SortedSet1 - "aa" - this means 'a' occurs 2x in the word
SortedSet2 - "rr" - this means 'r' occurs 2x in the word
SortedSet3 - "o"
SortedSet4 - "u"

Doing the map lookup you get these four SortedSet back. Finally calculating
the interception of these four SortedSet you get the desired result e.g.
"aurora" and many more.

Best regards,
Giovanni

 

[John B. Matthews]

Hi Lew,



Once per search to be precise.

One word lookup in the Set costs O(log m) binary search and not O(1).
Therefore the O(log m) is *for each* generated permutation, and this is
why the multiplication i.e. O(n! * log m)

Thank you both for elucidating this. If I understand big O notation
correctly, the factorial term dominates the complexity, giving O(n!)
overall. Of course, I would welcome clarification.

Indeed, my approach is fine for small permutations (e.g. word puzzles,
password strength), but hashing on the sorted letters of the dictionary
entries beforehand gives what a appears to be an O(n log n) algorithm:

<http://en.wikipedia.org/wiki/Jumble>

 

[Giovanni Azua]

Hi John,

Thank you both for elucidating this. If I understand big O notation
correctly, the factorial term dominates the complexity, giving O(n!)
overall. Of course, I would welcome clarification.

I have to double check but I am actually not sure it is only O(n!) the
reason is that "n" and "m" are two different measures here and will be
wildly different, so I am not sure from the top of my head that it will be
O(n!) taking over rather than O(n! * log m). If the log was on top of the
'n' yes by all means the factorial would dominate but not for the 'm'.

Best regards,
Giovanni

 

[Lew]

This is not what the algorithm I described before does. Please double-check
it carefully.

That is my point exactly. Your algorithm does not do what the OP
asked for. Please double-check it carefully.

The input, a set of chars e.g. 'a' 'u' 'r' 'o' 'r' 'a' will match according
to the algorithm I defined before the following buckets:

SortedSet1 - "aa" - this means 'a' occurs 2x in the word
SortedSet2 - "rr" - this means 'r' occurs 2x in the word
SortedSet3 - "o"
SortedSet4 - "u"

Doing the map lookup you get these four SortedSet back.
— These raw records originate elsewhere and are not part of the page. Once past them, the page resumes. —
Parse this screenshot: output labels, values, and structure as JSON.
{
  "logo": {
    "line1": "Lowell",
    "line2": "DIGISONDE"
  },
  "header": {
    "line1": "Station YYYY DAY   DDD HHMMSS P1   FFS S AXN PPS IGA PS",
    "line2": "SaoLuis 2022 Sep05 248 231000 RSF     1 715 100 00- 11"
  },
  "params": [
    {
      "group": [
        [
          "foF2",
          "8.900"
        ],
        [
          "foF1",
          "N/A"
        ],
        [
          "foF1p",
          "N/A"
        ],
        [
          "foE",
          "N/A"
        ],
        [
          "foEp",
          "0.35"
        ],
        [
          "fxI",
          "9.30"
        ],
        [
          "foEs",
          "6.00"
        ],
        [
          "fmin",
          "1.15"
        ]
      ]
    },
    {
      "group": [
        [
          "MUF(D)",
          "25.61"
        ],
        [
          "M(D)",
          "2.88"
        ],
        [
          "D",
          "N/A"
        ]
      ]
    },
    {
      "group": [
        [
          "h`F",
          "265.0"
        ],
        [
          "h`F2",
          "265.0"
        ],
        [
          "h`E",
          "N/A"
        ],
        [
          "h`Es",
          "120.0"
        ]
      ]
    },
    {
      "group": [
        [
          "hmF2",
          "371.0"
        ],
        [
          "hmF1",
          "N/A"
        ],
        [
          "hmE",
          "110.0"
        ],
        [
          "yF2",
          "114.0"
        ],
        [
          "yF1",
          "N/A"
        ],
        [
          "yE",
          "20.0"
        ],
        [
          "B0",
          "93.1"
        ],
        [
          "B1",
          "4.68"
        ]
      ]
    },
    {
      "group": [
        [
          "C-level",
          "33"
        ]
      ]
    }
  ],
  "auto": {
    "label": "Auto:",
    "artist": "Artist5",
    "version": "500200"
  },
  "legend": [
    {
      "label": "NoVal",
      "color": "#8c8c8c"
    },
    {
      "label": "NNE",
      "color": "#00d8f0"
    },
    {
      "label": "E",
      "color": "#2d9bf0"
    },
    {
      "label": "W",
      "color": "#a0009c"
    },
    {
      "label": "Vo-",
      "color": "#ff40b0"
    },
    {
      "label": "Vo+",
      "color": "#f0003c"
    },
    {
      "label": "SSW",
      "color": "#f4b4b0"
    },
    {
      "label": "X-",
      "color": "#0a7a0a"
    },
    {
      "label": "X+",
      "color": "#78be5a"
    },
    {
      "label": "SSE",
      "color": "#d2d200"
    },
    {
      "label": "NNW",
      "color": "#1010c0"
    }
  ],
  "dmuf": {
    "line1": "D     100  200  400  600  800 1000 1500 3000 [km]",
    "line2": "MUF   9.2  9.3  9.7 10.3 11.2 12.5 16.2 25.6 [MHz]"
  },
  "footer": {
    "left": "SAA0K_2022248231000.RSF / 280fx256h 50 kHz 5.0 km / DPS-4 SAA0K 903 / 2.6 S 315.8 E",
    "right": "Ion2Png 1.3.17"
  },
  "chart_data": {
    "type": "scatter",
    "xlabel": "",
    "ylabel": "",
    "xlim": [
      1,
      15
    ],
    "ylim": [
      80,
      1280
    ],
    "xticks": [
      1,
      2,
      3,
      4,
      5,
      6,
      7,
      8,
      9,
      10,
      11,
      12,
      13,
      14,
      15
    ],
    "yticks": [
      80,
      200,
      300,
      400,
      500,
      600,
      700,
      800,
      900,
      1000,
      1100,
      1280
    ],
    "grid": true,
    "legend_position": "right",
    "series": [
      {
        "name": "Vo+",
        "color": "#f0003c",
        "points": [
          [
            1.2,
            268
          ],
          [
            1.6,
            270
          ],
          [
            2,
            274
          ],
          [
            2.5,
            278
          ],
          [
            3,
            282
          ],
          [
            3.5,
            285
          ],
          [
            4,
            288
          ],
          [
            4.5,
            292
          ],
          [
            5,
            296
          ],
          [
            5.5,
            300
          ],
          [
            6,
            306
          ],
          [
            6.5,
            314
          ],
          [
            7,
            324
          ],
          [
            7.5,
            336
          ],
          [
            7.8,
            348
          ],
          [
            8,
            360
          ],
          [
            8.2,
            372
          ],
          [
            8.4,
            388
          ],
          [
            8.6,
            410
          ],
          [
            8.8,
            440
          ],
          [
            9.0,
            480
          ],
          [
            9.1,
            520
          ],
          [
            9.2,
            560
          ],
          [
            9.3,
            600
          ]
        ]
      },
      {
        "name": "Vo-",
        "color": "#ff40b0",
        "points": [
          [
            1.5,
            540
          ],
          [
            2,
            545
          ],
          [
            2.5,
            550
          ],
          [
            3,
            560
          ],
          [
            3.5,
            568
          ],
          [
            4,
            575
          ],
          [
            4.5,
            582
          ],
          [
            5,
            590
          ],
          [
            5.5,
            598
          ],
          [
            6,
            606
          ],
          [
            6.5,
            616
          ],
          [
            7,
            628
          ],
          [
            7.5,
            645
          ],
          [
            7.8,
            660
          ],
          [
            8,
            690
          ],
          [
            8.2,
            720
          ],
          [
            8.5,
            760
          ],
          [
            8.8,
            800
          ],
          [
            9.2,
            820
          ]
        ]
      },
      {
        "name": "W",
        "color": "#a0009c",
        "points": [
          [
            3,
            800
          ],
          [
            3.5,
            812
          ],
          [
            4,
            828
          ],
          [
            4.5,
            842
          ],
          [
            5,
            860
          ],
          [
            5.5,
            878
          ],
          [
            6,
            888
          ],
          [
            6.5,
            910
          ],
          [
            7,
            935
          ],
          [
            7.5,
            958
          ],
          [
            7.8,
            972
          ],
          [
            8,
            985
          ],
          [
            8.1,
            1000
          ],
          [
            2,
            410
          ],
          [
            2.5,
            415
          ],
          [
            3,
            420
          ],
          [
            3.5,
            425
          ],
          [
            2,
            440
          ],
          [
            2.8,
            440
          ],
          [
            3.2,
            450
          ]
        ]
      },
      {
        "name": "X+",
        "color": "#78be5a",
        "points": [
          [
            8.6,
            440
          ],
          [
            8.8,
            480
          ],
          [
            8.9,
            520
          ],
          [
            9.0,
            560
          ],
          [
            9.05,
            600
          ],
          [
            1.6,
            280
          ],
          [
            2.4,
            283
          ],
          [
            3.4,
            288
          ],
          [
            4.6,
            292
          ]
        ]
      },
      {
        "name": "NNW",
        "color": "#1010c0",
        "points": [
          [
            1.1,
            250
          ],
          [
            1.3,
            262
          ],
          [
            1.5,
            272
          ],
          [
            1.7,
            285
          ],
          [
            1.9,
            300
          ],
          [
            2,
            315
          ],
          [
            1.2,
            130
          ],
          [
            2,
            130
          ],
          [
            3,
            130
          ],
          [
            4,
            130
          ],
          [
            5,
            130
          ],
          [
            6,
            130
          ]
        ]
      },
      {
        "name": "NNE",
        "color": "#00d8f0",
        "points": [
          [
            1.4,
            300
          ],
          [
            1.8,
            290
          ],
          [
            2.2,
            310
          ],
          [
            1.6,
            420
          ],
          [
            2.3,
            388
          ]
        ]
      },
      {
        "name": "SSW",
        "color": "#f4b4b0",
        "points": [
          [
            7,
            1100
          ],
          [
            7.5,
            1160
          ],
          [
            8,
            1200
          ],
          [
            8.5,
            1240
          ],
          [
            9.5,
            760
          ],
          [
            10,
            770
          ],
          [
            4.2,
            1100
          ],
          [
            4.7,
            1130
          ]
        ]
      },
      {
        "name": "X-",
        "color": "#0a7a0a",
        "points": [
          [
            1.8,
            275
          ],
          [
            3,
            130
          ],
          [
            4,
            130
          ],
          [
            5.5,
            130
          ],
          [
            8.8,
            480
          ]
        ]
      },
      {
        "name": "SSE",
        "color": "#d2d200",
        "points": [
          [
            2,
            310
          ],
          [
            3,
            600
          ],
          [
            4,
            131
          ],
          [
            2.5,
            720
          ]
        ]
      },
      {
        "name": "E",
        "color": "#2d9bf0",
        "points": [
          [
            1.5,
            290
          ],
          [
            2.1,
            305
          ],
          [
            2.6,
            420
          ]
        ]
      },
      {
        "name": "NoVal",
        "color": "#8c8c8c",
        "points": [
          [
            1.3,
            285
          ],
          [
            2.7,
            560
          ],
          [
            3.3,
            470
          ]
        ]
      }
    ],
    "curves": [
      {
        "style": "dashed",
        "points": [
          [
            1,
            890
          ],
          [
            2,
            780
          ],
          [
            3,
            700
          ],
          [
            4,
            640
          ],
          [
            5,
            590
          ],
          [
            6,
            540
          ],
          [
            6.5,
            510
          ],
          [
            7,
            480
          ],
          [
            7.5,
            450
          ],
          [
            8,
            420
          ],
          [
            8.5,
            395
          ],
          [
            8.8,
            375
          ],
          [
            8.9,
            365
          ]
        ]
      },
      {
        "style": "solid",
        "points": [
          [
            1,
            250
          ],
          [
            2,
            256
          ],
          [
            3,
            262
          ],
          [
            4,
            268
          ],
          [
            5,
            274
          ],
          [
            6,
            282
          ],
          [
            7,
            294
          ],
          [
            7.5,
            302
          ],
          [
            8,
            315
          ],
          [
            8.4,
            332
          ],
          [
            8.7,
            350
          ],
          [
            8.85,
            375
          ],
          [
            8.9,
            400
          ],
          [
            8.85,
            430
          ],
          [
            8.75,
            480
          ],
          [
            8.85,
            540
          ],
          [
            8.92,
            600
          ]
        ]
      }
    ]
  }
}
Finally calculating
the interception of these four SortedSet you get the desired result e.g.
"aurora" and many more.

The Map lookup does what the OP described, not what you described, as
I explained.

 

[Lew]

You are wrong here, in general HashSet can end up worst case O(n) as in this

You mean O(m), right?

particular case being discussed, unless you make the wrong assumption that
all words in a dictionary fall each under a separate HashMap bucket and this
is NOT possible, there is no such hash function. This is why Matthews
explicitly mentioned and chose the binary search which is always worst case
O(log n).

There will be a small List or similar structure at each bucket of the
Set, but generally speaking those lists will be very small relative to
m. That is why the Javadocs for HashSet claim constant-time
performance for HashSet#contains(). Are you saying the Javadocs are
wrong?

It is not common to do binary searches on HashSets.

HashSet lookups tend to be much faster than binary searches because
the hash lookup takes one to the correct bucket in O(1) time, then
there is an O(x) search through the list at that bucket, where x is
some very small number. The nature of the hashing alogrithm should
keep x more-or-less constant with respect to m, thus the claim of
constant-time complexity for 'contains()' is not invalidated.

Again, this is the claim that the Javadocs make. I feel very
comfortable agreeing with the Javadocs on this matter.

Another excerpt from the HashMap javadoc "This class makes no guarantees as
to the order of the map; in particular, it does not guarantee that the order
will remain constant over time."

For this very reason the binary search is the right choice and not a
HashMap.

Except that a HashMap gives O(1) performance and the complexity
measure of a binary search is much worse.

Order of the HashMap is not relevant; one finds the correct entry
directly via the search-term hash and a short linear search through
the matching bucket. The size of each bucket does not depend on m for
typical dictionaries.

You are wrong again, the constant time is defined as O(c) and not as O(1)

Wikipedia agrees with me:
<http://en.wikipedia.org/wiki/Big-O_notation>
Note the first table entry of
<http://en.wikipedia.org/wiki/Big-
O_notation#Orders_of_common_functions>

Note that one of the algorithms given as having O(1) complexity in
that table is "using a constant-size lookup table or hash table".

even a HashMap lookup involves a small number of operations and that is not
1. In general constant time is denoted using a constant e.g. c

Not according to my math professors or any source I've read on big-O
notation. They all use "O(1)". See the Wikipedia reference that I
cited.

Generally yes, but in this particular problem you assume that searching in a
dictionary is constant time using a HashMap and you are sadly mistaken.

I am not mistaken, nor happily nor sadly, if Wikipedia and Sun's
Javadocs are to be believed. I've quoted Wikipedia's assertion that
hash table lookups are O(1). The Javadocs for HashMap state
explicitly, "This implementation provides constant-time performance
for the basic operations (get and put) ...".

I think I will believe the Javadocs. This belief is supported by
understanding the algorithm at the heart of the HashMap#get()
operation.

I agree that their analysis does not account for the time it takes to
sort the 'n' characters of the search term and the O(n) calculation of
the hash code for the search term. Since n is far less than m,
typically no more than ten and nearly never above a hundred for most
human languages, we can consider that the search term length is not as
severe a factor.